According to an article in the Financial Times yesterday the Government is supposedly looking at the possibilities of getting involved in invoice discounting in the hope of boosting the supply of credit and working capital to the hard hit SME sector.

 

It would seem that the favoured method would be for the Government to extend it’s guarantee facility to cover invoice discounting facilities from the major banks and apparently the Asset Based Finance Association (ABFA) have been involved in these discussions.

 

Banks have been shoving many of their customers down the factoring and invoice discounting route for several years as not only are the rewards higher but the security is better as invoice discounting is fully secured by the invoices that are being funded and a properly managed invoice discounting company shouldn’t need a Government guarantee to enable them to offer funding facilities.

 

If this turns out to be true it will be an unusual step by the ABFA to lobby for guarantees that will only be of use to some of their members but which will give them a huge advantage over the others.

 

Watch this space

2 thoughts on “Government to get involved in invoice discounting ?

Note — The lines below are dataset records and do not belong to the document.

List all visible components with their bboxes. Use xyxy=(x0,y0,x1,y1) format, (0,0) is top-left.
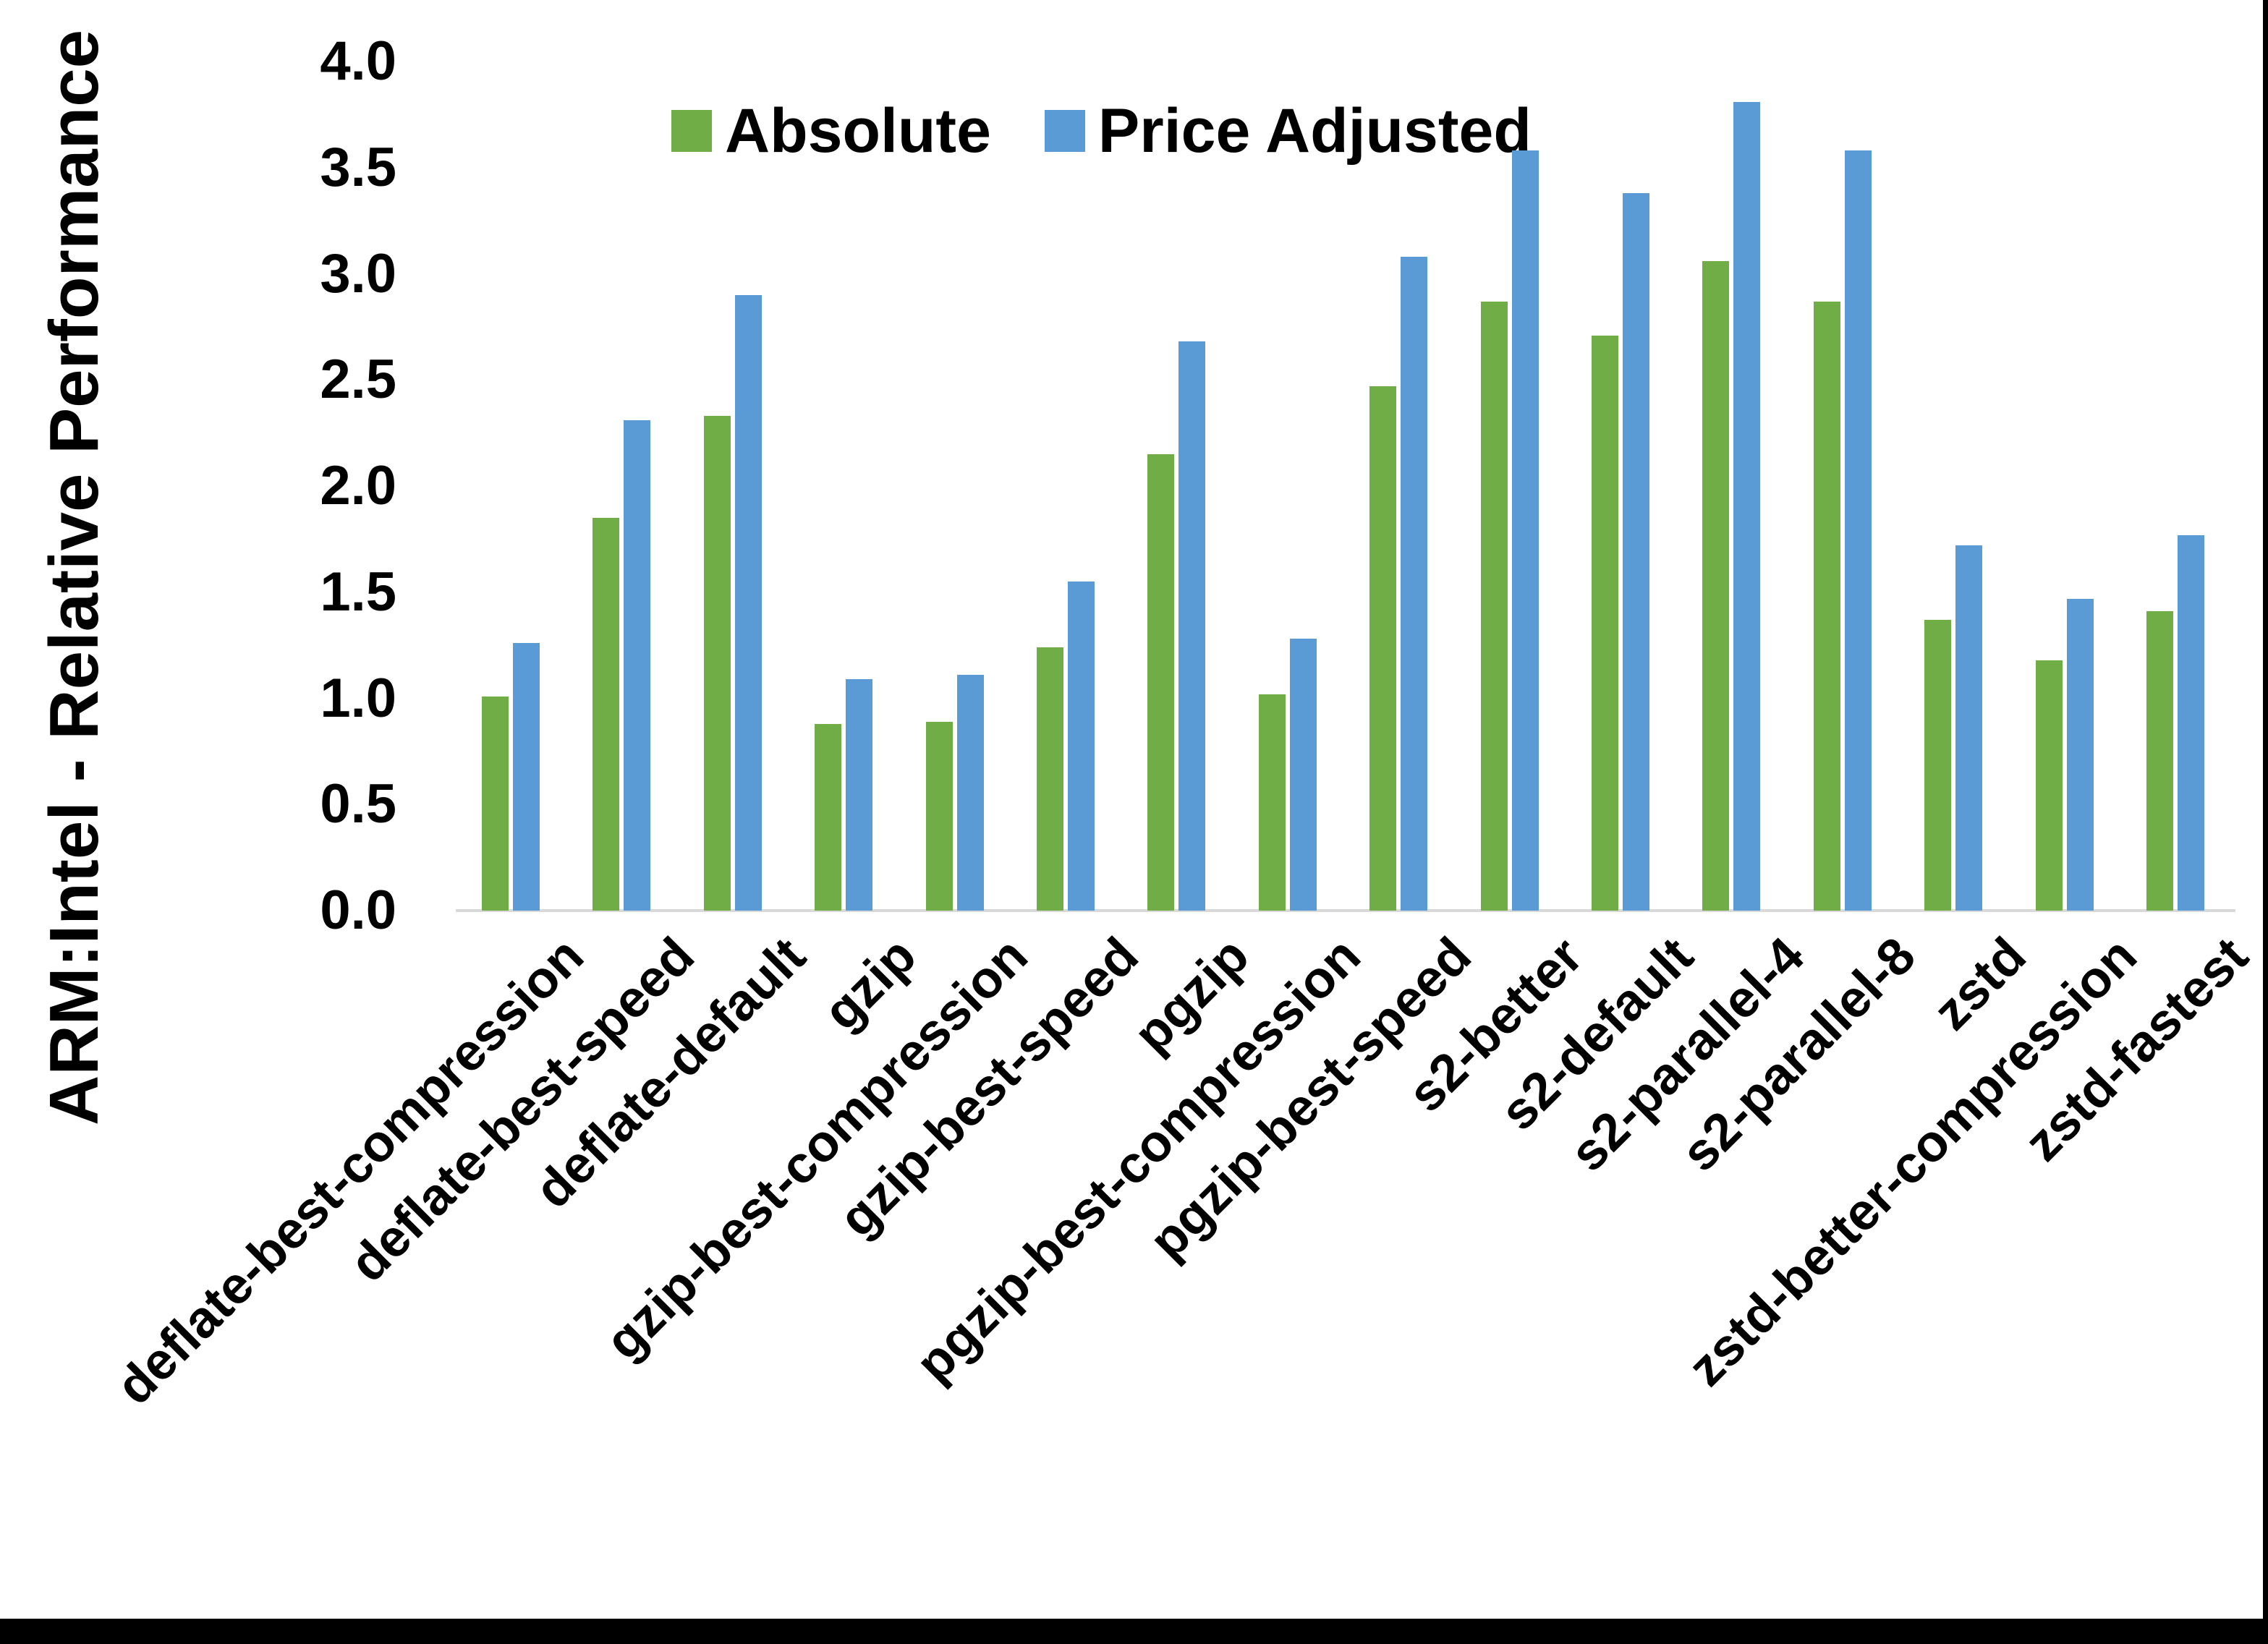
page-border-bottom xyxy=(0,1619,2268,1644)
bar-price-adjusted-gzip xyxy=(846,679,872,911)
y-tick-label-3.0: 3.0 xyxy=(320,242,396,304)
bar-absolute-deflate-best-compression xyxy=(482,697,509,911)
y-tick-label-1.5: 1.5 xyxy=(320,561,396,623)
legend-label-absolute: Absolute xyxy=(725,96,991,166)
bar-price-adjusted-pgzip xyxy=(1178,341,1205,911)
bar-price-adjusted-s2-parallel-8 xyxy=(1845,150,1872,911)
bar-absolute-gzip-best-compression xyxy=(926,722,953,911)
bar-price-adjusted-pgzip-best-compression xyxy=(1290,639,1317,911)
bar-price-adjusted-deflate-default xyxy=(735,295,762,911)
legend-item-absolute: Absolute xyxy=(671,100,991,162)
legend-swatch-price-adjusted xyxy=(1044,110,1085,152)
bar-price-adjusted-deflate-best-compression xyxy=(513,643,540,911)
legend: Absolute Price Adjusted xyxy=(671,100,1532,162)
bar-absolute-gzip-best-speed xyxy=(1037,647,1063,911)
y-tick-label-1.0: 1.0 xyxy=(320,667,396,729)
bar-absolute-deflate-best-speed xyxy=(593,518,619,911)
x-category-label-deflate-best-compression: deflate-best-compression xyxy=(105,927,595,1416)
bar-absolute-gzip xyxy=(815,724,841,911)
legend-swatch-absolute xyxy=(671,110,712,152)
bar-absolute-pgzip xyxy=(1147,454,1174,911)
y-tick-label-0.0: 0.0 xyxy=(320,880,396,941)
page-border-right xyxy=(2263,0,2268,1644)
bar-absolute-pgzip-best-speed xyxy=(1369,386,1396,911)
y-axis-title: ARM:Intel - Relative Performance xyxy=(35,29,113,1125)
bar-price-adjusted-s2-better xyxy=(1512,150,1539,911)
bar-price-adjusted-pgzip-best-speed xyxy=(1401,257,1427,911)
bar-absolute-deflate-default xyxy=(704,416,731,911)
y-tick-label-0.5: 0.5 xyxy=(320,773,396,835)
bar-absolute-s2-default xyxy=(1592,336,1618,911)
bar-price-adjusted-deflate-best-speed xyxy=(624,420,650,911)
legend-item-price-adjusted: Price Adjusted xyxy=(1044,96,1532,166)
bar-absolute-zstd xyxy=(1924,620,1951,911)
x-axis-line xyxy=(456,909,2235,912)
bar-price-adjusted-zstd-fastest xyxy=(2178,535,2204,911)
bar-price-adjusted-zstd-better-compression xyxy=(2067,599,2094,911)
bar-absolute-s2-parallel-4 xyxy=(1702,261,1729,911)
bar-absolute-zstd-fastest xyxy=(2146,611,2173,911)
bar-price-adjusted-gzip-best-compression xyxy=(957,675,984,911)
bar-absolute-zstd-better-compression xyxy=(2036,660,2063,911)
y-tick-label-3.5: 3.5 xyxy=(320,136,396,198)
y-tick-label-2.0: 2.0 xyxy=(320,455,396,516)
y-tick-label-2.5: 2.5 xyxy=(320,349,396,411)
bar-absolute-s2-parallel-8 xyxy=(1814,302,1840,911)
bar-absolute-pgzip-best-compression xyxy=(1259,694,1286,911)
legend-label-price-adjusted: Price Adjusted xyxy=(1097,96,1532,166)
bar-price-adjusted-s2-default xyxy=(1623,193,1649,911)
bar-price-adjusted-zstd xyxy=(1955,545,1982,911)
bar-price-adjusted-gzip-best-speed xyxy=(1068,582,1095,911)
bar-price-adjusted-s2-parallel-4 xyxy=(1733,102,1760,911)
bar-absolute-s2-better xyxy=(1481,302,1508,911)
y-tick-label-4.0: 4.0 xyxy=(320,30,396,92)
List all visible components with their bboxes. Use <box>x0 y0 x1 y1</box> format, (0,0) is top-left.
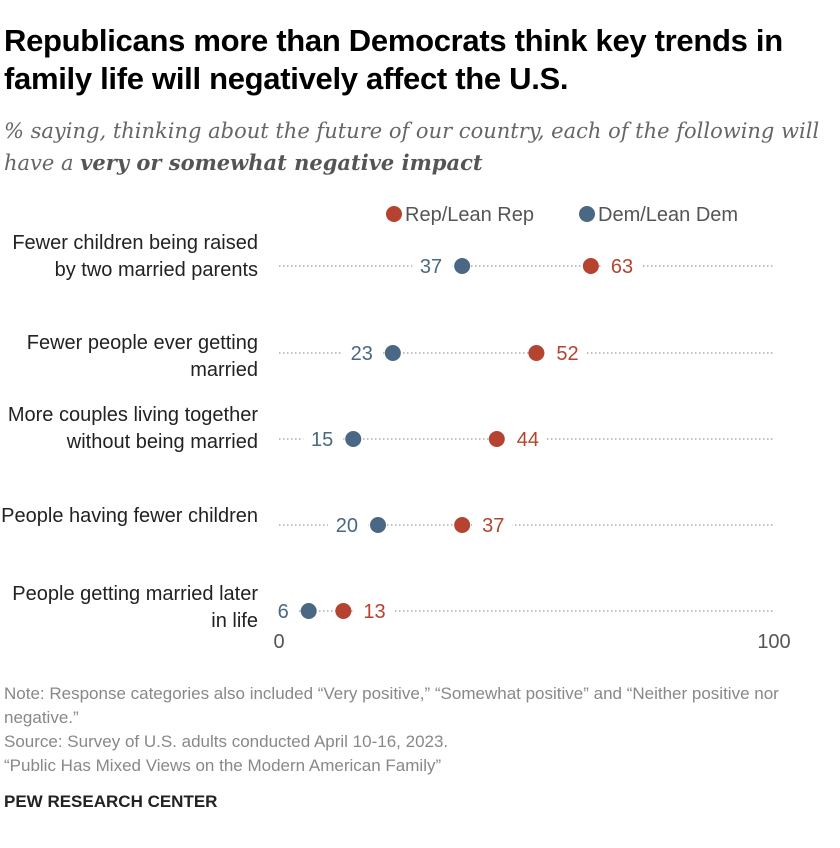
label-gap <box>472 515 513 535</box>
label-gap <box>600 256 641 276</box>
data-point <box>488 431 505 447</box>
label-gap <box>506 429 547 449</box>
data-point <box>300 603 317 619</box>
dot-plot: Rep/Lean Rep Dem/Lean Dem 37 63 23 52 15 44 20 37… <box>269 204 791 653</box>
data-point <box>345 431 362 447</box>
data-label: 13 <box>363 601 385 623</box>
legend-marker <box>386 206 402 222</box>
x-tick-label: 100 <box>757 631 790 653</box>
label-gap <box>328 515 368 535</box>
data-label: 44 <box>517 429 539 451</box>
row-label: People having fewer children <box>1 505 258 527</box>
data-label: 15 <box>311 429 333 451</box>
data-point <box>384 345 401 361</box>
data-label: 63 <box>611 256 633 278</box>
data-label: 6 <box>278 601 289 623</box>
source: Source: Survey of U.S. adults conducted … <box>4 732 449 751</box>
legend-label: Dem/Lean Dem <box>598 204 738 226</box>
data-point <box>370 517 386 533</box>
chart-title: Republicans more than Democrats think ke… <box>4 23 783 96</box>
legend-label: Rep/Lean Rep <box>405 204 534 226</box>
row-label: People getting married later in life <box>12 583 258 632</box>
label-gap <box>353 601 394 621</box>
data-label: 23 <box>351 343 373 365</box>
data-point <box>582 258 599 274</box>
data-point <box>454 258 471 274</box>
brand-logo: PEW RESEARCH CENTER <box>4 792 218 811</box>
data-point <box>528 345 545 361</box>
label-gap <box>412 256 453 276</box>
report-title: “Public Has Mixed Views on the Modern Am… <box>4 756 442 775</box>
data-point <box>454 517 471 533</box>
row-label: More couples living together without bei… <box>7 404 258 453</box>
row-label: Fewer children being raised by two marri… <box>12 232 258 281</box>
data-point <box>335 603 352 619</box>
data-label: 37 <box>482 515 504 537</box>
legend-marker <box>579 206 595 222</box>
label-gap <box>342 343 383 363</box>
data-label: 52 <box>556 343 578 365</box>
data-label: 37 <box>420 256 442 278</box>
x-tick-label: 0 <box>273 631 284 653</box>
label-gap <box>269 601 299 621</box>
subtitle-text: % saying, thinking about the future of o… <box>4 119 820 175</box>
subtitle-emphasis: very or somewhat negative impact <box>80 150 483 175</box>
chart-notes: Note: Response categories also included … <box>4 682 834 778</box>
row-label: Fewer people ever getting married <box>26 332 258 381</box>
data-label: 20 <box>336 515 358 537</box>
label-gap <box>546 343 587 363</box>
chart-subtitle: % saying, thinking about the future of o… <box>4 116 834 179</box>
label-gap <box>303 429 344 449</box>
note: Note: Response categories also included … <box>4 684 779 727</box>
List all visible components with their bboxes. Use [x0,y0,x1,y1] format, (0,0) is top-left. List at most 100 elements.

  1. If the government are getting their view of invoice finance from the Financial Times then we may as well all call it a day. Likewise FT articles reflect poorly on ABFA who presumably provide statistics & contribute content. Any business looking at the FT’s article on invoice finance dated dec 30th 2008 would run a long way before even discusiing such a facility. Look at the Ft’s site, search invoice discounting

  2. “experts have warned that the practice is an expensive alternative to traditional credit insurance. One senior insurance broker said: “This is one step away from hammering on the door of your debtors with the bailiffs.”

    The above is one particularly daft quote from the 30th December article in the FT and it’s a petty that such a prestigious newspaper as the FT has to resort to “rent a quote” and then go to print without even checking to see if the “expert” knew what he was talking about, which in this instance he patently didn’t.